Beloved transgender actress, author, and activist Cecilia Gentili has passed away. Gentili was a towering queer presence in New York City and beyond, an asylum seeker from Argentina who spent her life fighting for the rights of undocumented immigrants, sex workers, and LGBTQ+ people. Friends and family notified the public of her passing via a post on her Instagram page on February 6.
“Our beloved Cecilia Gentili passed away this morning to continue watching over us in spirit,” the tribute read. “Please be gentle with each other and love one another with ferocity. We will be sharing more updates about services and what is to come in the following days. At this time, we’re asking for privacy, time, and space to grieve.”
Instagram content
This content can also be viewed on the site it originates from.
Gentili was in the midst of a period of creative flourishing, having released her stunning debut book Faltas: Letters to Everyone in My Hometown Who Isn’t My Rapist in 2022, and performing her autobiographical off-Broadway show Red Ink in 2023. In an interview about the production late last year, Gentili told Them that she hoped the show would entertain people, but also force them to grapple with the often harsh realities of trans life. “I wanted them to laugh, but also to wonder why we have to make trans people’s lives so hard,” she said.
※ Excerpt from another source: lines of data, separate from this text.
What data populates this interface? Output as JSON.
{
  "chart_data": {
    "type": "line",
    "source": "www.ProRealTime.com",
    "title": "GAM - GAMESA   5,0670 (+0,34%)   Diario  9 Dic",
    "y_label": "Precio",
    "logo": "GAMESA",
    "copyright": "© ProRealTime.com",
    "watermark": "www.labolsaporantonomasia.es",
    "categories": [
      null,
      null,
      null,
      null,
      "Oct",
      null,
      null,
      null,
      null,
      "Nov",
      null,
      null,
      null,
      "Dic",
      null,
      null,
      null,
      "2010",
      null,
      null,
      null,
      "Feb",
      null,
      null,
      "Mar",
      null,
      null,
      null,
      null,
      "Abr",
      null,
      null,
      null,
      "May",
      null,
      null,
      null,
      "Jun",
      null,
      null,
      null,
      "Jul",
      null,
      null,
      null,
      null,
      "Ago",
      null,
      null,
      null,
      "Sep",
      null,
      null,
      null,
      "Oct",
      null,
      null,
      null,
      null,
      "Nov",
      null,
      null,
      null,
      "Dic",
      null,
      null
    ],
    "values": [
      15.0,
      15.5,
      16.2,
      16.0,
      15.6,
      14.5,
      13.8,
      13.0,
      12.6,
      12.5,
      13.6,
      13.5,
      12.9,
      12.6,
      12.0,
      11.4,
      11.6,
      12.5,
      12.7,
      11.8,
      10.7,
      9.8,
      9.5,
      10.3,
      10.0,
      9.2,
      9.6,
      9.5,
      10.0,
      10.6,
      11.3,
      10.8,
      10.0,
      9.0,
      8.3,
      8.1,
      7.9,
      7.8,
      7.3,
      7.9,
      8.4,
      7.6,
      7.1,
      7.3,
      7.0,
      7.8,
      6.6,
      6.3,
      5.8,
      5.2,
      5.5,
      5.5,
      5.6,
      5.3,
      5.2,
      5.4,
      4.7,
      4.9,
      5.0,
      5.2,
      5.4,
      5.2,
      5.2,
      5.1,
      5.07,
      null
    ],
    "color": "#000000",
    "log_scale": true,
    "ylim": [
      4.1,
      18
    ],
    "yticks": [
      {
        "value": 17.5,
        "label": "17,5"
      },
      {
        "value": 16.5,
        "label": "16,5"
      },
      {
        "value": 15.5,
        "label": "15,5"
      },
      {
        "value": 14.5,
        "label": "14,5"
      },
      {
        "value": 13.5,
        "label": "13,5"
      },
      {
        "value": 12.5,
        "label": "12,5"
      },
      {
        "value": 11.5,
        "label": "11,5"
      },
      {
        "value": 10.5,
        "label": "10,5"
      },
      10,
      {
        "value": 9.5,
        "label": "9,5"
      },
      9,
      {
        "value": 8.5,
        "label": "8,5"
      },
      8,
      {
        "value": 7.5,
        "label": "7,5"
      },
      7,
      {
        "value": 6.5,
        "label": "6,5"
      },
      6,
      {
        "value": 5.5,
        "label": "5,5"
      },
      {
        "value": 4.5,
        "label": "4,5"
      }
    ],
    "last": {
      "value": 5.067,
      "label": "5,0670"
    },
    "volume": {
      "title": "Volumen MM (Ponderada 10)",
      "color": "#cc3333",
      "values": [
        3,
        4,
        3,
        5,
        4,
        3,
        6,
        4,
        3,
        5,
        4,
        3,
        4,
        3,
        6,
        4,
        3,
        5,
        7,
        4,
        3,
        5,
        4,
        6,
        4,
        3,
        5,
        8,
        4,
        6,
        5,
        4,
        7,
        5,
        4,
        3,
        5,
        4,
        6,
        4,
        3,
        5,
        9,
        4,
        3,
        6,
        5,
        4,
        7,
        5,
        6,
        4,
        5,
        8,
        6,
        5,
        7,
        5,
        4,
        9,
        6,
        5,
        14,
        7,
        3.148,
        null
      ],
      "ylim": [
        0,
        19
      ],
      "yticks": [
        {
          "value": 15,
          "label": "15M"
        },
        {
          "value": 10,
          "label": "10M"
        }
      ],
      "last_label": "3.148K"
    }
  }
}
Among her many accomplishments, Gentili was the Director of Policy at the GMHC (formerly Gay Men’s Health Crisis), a New York City-based AIDS service organization, and the founder of Trans Equity Consulting, an organizational development consulting firm that sought to center trans women of color, immigrants, sex workers, and incarcerated people.
As an actress, Cecilia performed one-woman shows including The Knife Cuts Both Ways and appeared as Ms. Orlando on Pose, the groundbreaking FX drama about the experiences of trans women of color set against the backdrop of the AIDS crisis in 1980s New York.